I've enjoyed this app for many weeks now, but it began to bother me that I didn't know why some roads were blue, others pink, others yellow. I'm pretty sure that since roads I know to be side streets are in white, that white roads mean side streets. So on my call with customer service, I asked what they really meant. Was this important? Well no, not really - in navigation all you do is follow the arrows and/or vocal prompts.
But let's look at this from a software quality standpoint. This navigation app has one, count 'em, ONE window in its user interface, and the rest of the UI contains only settings. Somebody agonized over the niceties of having that UI track location, present traffic info, route planning, points of interest, all against the very simple background of rendering streets as a map. In fact, you can choose various themes in which different types of road can be rendered in your colors of choice.
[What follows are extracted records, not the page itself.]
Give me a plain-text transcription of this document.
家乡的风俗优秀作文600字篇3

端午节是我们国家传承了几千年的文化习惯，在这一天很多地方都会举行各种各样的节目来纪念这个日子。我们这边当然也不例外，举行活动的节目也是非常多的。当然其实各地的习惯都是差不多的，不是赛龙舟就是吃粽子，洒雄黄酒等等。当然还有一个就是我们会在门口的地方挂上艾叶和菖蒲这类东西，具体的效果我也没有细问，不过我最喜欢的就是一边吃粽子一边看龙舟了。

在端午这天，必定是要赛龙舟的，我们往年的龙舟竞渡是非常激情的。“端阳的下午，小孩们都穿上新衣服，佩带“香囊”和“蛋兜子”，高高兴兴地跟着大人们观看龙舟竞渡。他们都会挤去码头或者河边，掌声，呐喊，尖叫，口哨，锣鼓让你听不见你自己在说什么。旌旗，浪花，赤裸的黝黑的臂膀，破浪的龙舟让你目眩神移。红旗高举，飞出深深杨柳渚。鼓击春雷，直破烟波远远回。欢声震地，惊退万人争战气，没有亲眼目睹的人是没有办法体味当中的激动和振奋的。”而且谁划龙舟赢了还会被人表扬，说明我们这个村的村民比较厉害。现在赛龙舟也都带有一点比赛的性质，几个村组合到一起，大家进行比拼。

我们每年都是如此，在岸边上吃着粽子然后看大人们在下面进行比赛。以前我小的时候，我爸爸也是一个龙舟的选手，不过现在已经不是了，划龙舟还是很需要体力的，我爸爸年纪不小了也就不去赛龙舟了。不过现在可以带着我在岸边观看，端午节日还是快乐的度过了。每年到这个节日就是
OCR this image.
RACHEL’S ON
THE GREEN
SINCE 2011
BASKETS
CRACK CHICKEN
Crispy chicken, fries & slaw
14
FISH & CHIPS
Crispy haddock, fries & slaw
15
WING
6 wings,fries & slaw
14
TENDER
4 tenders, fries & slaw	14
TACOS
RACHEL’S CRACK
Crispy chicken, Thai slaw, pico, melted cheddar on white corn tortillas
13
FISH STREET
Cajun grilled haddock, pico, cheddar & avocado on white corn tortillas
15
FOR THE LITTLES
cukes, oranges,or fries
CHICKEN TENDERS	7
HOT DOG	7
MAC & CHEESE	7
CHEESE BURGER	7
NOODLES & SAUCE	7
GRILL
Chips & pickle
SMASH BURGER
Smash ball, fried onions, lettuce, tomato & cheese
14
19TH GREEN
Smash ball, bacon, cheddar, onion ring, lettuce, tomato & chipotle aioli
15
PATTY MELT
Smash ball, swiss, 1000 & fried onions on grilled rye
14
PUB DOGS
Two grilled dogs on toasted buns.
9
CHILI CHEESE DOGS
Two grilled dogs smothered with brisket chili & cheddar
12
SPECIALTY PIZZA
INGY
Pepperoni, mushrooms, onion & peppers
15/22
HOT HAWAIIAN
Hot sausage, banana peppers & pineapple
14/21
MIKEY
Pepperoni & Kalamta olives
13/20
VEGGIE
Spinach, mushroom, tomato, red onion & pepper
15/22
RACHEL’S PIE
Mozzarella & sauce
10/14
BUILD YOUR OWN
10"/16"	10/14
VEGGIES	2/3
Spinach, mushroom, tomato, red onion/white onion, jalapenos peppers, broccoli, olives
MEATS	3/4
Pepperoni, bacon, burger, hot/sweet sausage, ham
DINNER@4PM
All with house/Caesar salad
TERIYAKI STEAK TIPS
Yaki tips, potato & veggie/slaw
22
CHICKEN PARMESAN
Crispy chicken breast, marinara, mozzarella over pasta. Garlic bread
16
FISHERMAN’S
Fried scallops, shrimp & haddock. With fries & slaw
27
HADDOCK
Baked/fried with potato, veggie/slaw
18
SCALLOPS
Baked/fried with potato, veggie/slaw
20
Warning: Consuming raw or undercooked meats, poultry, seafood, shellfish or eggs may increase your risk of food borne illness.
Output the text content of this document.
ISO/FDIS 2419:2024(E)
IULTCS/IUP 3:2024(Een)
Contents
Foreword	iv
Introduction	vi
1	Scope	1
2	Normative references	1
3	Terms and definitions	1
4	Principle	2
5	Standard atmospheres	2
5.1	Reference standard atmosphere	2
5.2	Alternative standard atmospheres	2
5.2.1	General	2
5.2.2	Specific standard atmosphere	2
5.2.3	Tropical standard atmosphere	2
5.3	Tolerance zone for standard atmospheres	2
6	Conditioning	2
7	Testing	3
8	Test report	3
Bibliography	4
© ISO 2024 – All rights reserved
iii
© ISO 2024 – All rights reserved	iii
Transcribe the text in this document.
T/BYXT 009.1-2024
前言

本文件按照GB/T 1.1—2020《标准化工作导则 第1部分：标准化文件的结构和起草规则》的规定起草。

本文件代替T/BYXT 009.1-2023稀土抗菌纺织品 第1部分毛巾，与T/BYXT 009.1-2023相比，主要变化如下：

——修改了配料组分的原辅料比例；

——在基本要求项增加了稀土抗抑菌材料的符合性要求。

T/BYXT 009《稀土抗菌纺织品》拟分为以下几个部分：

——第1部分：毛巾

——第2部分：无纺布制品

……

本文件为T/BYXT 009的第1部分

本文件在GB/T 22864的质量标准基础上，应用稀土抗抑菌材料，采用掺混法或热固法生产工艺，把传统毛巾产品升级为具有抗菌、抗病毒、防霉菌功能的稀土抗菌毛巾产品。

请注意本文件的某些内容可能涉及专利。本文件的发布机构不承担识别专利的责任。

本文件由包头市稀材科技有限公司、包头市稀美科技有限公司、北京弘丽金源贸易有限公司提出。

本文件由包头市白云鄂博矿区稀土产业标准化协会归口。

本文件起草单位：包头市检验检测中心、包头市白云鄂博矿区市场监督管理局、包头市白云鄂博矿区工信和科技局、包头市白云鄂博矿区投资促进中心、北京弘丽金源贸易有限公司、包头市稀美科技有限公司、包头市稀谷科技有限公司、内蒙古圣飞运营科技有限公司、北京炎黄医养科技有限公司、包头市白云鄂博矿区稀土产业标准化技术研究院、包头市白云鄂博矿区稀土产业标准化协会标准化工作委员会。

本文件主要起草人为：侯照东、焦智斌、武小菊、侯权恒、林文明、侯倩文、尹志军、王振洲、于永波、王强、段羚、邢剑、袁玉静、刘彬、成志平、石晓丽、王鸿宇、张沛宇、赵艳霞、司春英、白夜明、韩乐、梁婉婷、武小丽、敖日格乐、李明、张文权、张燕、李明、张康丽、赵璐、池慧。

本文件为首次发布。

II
Take all the other stuff away, you have a map with maybe a dozen colors. So what do they mean?
It's amazing to me - but hardly unusual - when information is crammed into a user interface with no reference or explanation. The yellow roads on my nav app could be promising alternate routes, or they could lead to Oz - I can't find out. Customer support doesn't know why.
Many times engineers are afraid or intimidated to ask the obvious questions. Often, the question itself exposes a whole raft of assumptions that may be brilliant or may be idiotic. The right question wrongly put can cause a lot of collateral damage - especially to the questioner. But what happens if it is unasked?